Fin mars 2026, **Chaos** a revendiqué 36 victimes sur son site de fuite de données, principalement aux États-Unis, ciblant des secteurs tels que la construction, la fabrication et les services aux entreprises.
### Méthodologie d'Attaque
L'intrusion analysée par **Rapid7** a montré que l'acteur de la menace initiait des demandes de chat externes via **Teams** pour engager les employés et obtenir un accès initial par le biais du partage d'écran. Ils ont ensuite utilisé des comptes compromis pour la reconnaissance, établi une persistance avec des outils comme DWAgent et AnyDesk, se sont déplacés latéralement et ont exfiltré des données avant de contacter la victime pour des négociations de rançon.
"Pendant la connexion, l'TA [acteur de la menace] a exécuté des commandes de découverte de base, accédé à des fichiers liés à la configuration VPN de la victime et a demandé aux utilisateurs de saisir leurs identifiants dans des fichiers texte créés localement", a expliqué **Rapid7**. "Dans au moins un cas, l'TA a également déployé un outil de gestion à distance (AnyDesk) pour faciliter davantage l'accès."

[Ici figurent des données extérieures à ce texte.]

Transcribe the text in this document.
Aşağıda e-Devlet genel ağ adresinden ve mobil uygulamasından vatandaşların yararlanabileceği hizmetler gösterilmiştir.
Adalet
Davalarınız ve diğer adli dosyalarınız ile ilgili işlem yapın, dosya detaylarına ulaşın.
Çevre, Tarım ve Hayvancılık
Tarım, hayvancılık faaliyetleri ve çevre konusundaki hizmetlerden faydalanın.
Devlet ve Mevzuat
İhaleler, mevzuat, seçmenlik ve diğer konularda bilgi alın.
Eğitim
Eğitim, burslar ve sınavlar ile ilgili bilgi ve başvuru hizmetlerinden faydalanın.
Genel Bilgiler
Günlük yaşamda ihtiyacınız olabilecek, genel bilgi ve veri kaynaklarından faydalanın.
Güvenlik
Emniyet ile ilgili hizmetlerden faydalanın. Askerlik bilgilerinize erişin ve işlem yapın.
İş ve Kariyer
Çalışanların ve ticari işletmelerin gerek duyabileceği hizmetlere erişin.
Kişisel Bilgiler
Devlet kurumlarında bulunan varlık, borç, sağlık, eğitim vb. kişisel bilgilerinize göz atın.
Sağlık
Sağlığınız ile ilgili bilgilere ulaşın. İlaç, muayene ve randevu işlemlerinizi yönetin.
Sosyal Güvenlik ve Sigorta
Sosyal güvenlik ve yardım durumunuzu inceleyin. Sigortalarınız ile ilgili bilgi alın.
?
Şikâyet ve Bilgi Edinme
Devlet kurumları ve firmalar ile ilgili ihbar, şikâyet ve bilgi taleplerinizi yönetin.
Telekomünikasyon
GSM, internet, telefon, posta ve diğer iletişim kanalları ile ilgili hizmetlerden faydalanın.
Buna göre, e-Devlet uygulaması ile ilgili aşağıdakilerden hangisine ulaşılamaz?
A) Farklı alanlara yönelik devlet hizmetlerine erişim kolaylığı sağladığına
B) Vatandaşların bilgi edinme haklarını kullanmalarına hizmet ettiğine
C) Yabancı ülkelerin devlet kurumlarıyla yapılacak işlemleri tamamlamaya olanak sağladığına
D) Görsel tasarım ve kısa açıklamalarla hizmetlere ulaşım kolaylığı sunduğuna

L'acteur de la menace a également utilisé RDP pour télécharger un exécutable ("ms_upd.exe") à partir d'un serveur externe à l'aide de l'utilitaire curl, initiant une chaîne d'infection multi-étapes.
### Analyse des Malwares
Les principaux composants des malwares incluent :
* `ms_upd.exe` (alias Stagecomp) : Collecte des informations système et se connecte à un serveur de commande et de contrôle (C2) pour déposer les charges utiles de l'étape suivante.
* `game.exe` (alias Darkcomp) : Un cheval de Troie d'accès à distance (RAT) personnalisé se faisant passer pour une application légitime **Microsoft WebView2**. C'est une version trojanisée du projet officiel **Microsoft** WebView2APISample.
* `WebView2Loader.dll` : Une DLL légitime requise par **Microsoft Edge WebView2**.
* `visualwincomp.txt` : Une configuration chiffrée utilisée par le RAT pour obtenir les informations du C2.
Le RAT se connecte au serveur C2 et interroge de nouvelles commandes toutes les 60 secondes, lui permettant d'exécuter des commandes, des scripts PowerShell, d'effectuer des opérations sur les fichiers et de lancer un shell cmd.exe ou PowerShell interactif.
### Attribution à MuddyWater
Les liens de la campagne avec **MuddyWater** sont étayés par l'utilisation d'un certificat de signature de code attribué à "Donald Gay" pour signer "ms_upd.exe". Ce certificat a été précédemment utilisé par le cluster de menaces pour signer ses malwares, y compris un chargeur appelé CastleLoader nommé Fakeset.